As of now, each of the four Senate toss-up races feature candidates Trump backed in the primaries. If Republicans don’t take the Senate, there will be (or at least should be) a reckoning over how that happened. Some of the blame will come on Trump.
So how did Democrats beat expectations on Tuesday? Surely Roe v. Wade being overturned played a role, delivering the Democrats turnout fuel in an election in which they had been lacking it — and an election whose fundamentals favoured the opposition party.
The court decision’s effect showed up almost immediately after it came down, with Democrats suddenly over-performing in every special election. The party has indeed gone a long way to protect its Senate majority.
Democrats also capitalised on bad candidates put forth by the GOP. Several Trump-backed extremists, including New Hampshire Senate candidate Don Bolduc and Pennsylvania gubernatorial contender Doug Mastriano, lost their races.
Georgia Senate candidate Herschel Walker was running well behind more mainstream Republican candidates in the same state because voters split their tickets. Biden’s party gained for this.
The final shape of the Senate and House will decide Biden’s agenda but the early results in these midterms have not unfolded as Republicans had hoped.
(Inputs from agencies)
Candidates who made history
Moore, 44, a Democrat and a political newcomer, will become the first Black governor in Maryland’s history. If Stacey Abrams loses her race in Georgia, Moore will be the only Black governor in the country and the third since Reconstruction (the other two were Deval Patrick in Massachusetts and Douglas Wilder in Virginia).
Sanders, 40, a Republican, won her race and will become the first woman governor of Arkansas. Sanders was former president Donald Trump’s press secretary and is the daughter of former Arkansas governor Mike Huckabee.

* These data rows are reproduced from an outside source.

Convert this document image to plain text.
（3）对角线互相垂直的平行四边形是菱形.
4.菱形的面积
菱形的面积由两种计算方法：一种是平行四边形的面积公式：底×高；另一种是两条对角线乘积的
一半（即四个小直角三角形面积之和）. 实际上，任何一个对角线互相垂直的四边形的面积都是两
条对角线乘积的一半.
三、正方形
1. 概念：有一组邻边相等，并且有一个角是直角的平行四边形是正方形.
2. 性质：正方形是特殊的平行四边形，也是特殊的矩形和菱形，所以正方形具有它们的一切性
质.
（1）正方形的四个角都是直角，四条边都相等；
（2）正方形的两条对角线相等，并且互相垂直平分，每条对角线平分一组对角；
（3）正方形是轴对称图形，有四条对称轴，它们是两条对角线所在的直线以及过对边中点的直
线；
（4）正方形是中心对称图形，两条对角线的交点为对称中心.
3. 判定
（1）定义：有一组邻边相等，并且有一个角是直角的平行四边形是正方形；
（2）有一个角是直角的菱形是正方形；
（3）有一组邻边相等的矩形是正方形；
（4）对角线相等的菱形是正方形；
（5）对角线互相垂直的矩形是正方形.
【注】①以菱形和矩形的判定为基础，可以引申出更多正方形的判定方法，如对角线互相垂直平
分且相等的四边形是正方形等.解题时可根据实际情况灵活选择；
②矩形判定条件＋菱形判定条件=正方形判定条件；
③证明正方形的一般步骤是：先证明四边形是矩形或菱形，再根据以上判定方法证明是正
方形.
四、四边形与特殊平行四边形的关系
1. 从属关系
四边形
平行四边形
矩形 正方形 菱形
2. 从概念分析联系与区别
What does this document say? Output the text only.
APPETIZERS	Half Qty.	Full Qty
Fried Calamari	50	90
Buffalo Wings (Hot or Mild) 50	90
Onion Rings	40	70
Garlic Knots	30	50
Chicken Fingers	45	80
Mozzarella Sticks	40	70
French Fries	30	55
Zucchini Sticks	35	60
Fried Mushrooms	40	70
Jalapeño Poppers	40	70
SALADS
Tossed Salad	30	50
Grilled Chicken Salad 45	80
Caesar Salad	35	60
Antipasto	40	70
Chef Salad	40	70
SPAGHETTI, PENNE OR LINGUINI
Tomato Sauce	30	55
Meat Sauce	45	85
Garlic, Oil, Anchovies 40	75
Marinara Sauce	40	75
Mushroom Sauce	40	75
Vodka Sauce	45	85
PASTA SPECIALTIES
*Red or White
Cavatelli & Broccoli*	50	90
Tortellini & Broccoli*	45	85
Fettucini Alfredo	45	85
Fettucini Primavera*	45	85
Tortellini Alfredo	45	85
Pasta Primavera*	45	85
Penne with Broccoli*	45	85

Healey, a 51-year-old Democrat who is the attorney general of Massachusetts, became the first woman to be elected governor in the state’s history. She is also the first openly lesbian woman to be elected governor in the country.
Mullin, 45, a Republican member of Congress and a tribal citizen of the Cherokee Nation, won election to the Senate. He is the first Native American senator in nearly two decades and the first Native American senator from Oklahoma in a century.
Frost, 25, is a liberal Democrat at the first member of Gen Z — those born after 1996 — to win a seat in Congress. Frost, an activist, will represent Florida’s 10th Congressional District, a deep-blue constituency.